Os ministérios da Saúde e da Fazenda anunciaram nesta quarta-feira (3) um pacote de medidas voltadas ao enfrentamento da dependência em apostas online. A principal iniciativa é a criação de uma plataforma de autoexclusão, que permitirá ao usuário solicitar o bloqueio do próprio CPF em sites e aplicativos de apostas.

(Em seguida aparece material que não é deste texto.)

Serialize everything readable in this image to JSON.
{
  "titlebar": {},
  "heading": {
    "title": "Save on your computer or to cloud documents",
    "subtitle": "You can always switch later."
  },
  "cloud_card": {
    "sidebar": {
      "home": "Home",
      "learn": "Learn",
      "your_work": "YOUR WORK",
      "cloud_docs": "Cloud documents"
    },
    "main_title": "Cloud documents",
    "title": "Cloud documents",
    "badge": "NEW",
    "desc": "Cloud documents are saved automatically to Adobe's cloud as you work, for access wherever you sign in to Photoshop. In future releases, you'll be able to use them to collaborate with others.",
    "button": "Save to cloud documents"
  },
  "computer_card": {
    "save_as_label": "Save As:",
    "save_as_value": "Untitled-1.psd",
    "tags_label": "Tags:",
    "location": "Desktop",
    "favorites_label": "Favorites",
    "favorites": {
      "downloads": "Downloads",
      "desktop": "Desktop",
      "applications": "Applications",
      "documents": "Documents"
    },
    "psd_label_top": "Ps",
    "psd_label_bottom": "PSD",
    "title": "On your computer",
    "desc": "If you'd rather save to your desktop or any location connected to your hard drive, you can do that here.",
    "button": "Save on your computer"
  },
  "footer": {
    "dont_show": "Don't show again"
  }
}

O mecanismo começa a funcionar no dia 10 de dezembro e impedirá novos cadastros, além de bloquear o envio de publicidade das casas de aposta ao usuário. Segundo o governo, o recurso cria uma ferramenta de proteção para pessoas que desejam interromper o ciclo compulsivo de jogos.
O anúncio foi realizado pelos ministros Alexandre Padilha (Saúde) e Fernando Haddad (Fazenda). Padilha afirmou que o objetivo é oferecer mecanismos reais de autocontrole aos usuários.
“A partir dos dados que temos, vamos identificar padrões como os de adição ou compulsão… para que nossas equipes (…) sirvam de ombro amigo ou braço de apoio dessas pessoas”, declarou.
SUS terá teleatendimento para dependentes
Outra medida anunciada é a criação de um serviço de teleatendimento em saúde mental no SUS, voltado especificamente para dependentes de apostas. A iniciativa será realizada em parceria com o Hospital Sírio-Libanês e deve começar a funcionar em fevereiro de 2026.
Serão disponibilizados inicialmente 450 atendimentos online por mês, número que poderá ser ampliado conforme a demanda. Os atendimentos envolverão equipes especializadas em saúde mental e dependências comportamentais.
Observatório de Saúde e Apostas Eletrônicas
As pastas também apresentaram a criação do “Observatório Brasil Saúde e Apostas Eletrônicas”, um canal permanente de troca de dados entre os ministérios. O objetivo é monitorar padrões de uso, identificar comportamentos compulsivos e acionar equipes de cuidado.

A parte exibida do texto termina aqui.